We will take feedback from anyone who offers it: players, dealers, tournament staff or media. It doesn’t matter. Poker players are customers and it is incumbent on us to serve the players as best we can. And anyone who has ideas, thoughts, complaints – we are all ears. It doesn’t mean we can always implement or execute the information, but if it can better the experience and benefits the greatest number of people, we’re happy to do so. We take our role in poker seriously and we recognize what is good for the player is likely good for poker and the WSOP too. Most of our staff has been with the WSOP for a long time; so people can reach out via phone, email, Twitter feed or whatever is convenient for them.
How do you decide the new formats such as ‘The Accumulator?”
Ty Stewart, the WSOP Executive Director is a very creative guy and does believe in trying to always bring something new, and interesting, to the poker tables for players. We know the same old same old can get a little dry, and if there’s a new format that meets the test of gaming regulators in a particular market, we’re keen to give it a go as long as we believe the event is a true test of poker skill and not a gimmick. The Accumulator is the brainchild of Crown Director of Poker, Christian Vaughan, who came up with the idea and has run it successfully in the Melbourne venue before; another important fact, as we like to see these new events in action first, in a non-bracelet event setting, to ensure it meets our comfort level.
Pokerlistings are providing the coverage and not PokerNews. Why the change?
Pokerlistings has been a long and credible destination for poker players for years and we had an opportunity to put a deal together with them, Poker Asia-Pacific and us that made the most sense to bring the best coverage to this event. It was important to us that we made sure the coverage included the local players, from this region, and had comprehensive information about them since this was where the majority of the players would come from. It’s no slight on Poker News. We have a great relationship with them and they will be our official provider for the WSOP in Las Vegas this summer.
There is a belief in some quarters than the additional volume of WSOP events has diluted the prestige of winning a bracelet, what do you say to this?

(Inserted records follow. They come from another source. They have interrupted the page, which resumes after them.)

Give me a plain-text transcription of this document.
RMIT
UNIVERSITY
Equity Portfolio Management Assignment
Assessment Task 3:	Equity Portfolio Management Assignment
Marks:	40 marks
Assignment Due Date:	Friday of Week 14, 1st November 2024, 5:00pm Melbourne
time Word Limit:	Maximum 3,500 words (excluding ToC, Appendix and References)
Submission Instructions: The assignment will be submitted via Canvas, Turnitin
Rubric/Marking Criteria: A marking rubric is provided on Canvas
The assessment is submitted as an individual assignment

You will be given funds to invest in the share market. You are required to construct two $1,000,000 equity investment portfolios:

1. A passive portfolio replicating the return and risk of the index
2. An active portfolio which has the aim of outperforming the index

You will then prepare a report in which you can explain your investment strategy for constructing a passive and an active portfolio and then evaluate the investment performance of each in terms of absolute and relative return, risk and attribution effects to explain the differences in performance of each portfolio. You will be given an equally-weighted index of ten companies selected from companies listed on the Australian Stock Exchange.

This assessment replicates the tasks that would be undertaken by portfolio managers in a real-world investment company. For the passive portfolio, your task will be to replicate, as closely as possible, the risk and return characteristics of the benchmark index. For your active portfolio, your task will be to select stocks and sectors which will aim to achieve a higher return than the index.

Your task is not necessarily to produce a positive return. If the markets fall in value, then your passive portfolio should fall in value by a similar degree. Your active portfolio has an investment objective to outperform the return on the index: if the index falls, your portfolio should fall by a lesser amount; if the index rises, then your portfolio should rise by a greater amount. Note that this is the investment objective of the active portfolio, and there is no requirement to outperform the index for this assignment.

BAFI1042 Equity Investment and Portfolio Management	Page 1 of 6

I couldn’t disagree more. Anyone who says that doesn’t understand the supply-demand model. In 1982 at the WSOP we offered 15 bracelet events. The average field size was 84 entrants. Thus you had a 1 in 84 shot in winning a bracelet. In 1992, there were 20 events offered and the average field size was 158 entrants; thus, a 1 in 158 chance. In 2012, last year at the WSOP, we offered 61 bracelet events and the average field size was 1,226 players; thus a 1 in 1,226 chance to win a bracelet. Which year was the hardest to win one? Thus, all we have done is increased supply to meet demand. We strongly believe that competition today is tougher than ever before. We also recognize that it is unfair to all the players in other parts of the world to commit the time and cost to come to Las Vegas every year for seven weeks. We have simply brought our brand to new markets, like Coke, McDonald’s and every other successful business. Winning a WSOP gold bracelet today is harder than it has ever been and an incredible accomplishment for any poker player.
The Grinder won the WSOPC Main Event in South Africa, any plans for a WSOP bracelet event in South Africa and indeed South America?
It’s a no for South Africa at this point. Still a market that needs to mature and our annual event there is a way to help spur that growth. Ideally, four majors, like golf has, seems right to us. But we won’t look at the fourth until we are confident that WSOP APAC is in a good place. We waited 7 years after WSOP Europe, and 37 years after the WSOP to extend our brand. Thus, I wouldn’t expect anything to quickly, but it is possible on the long-term goals of ours.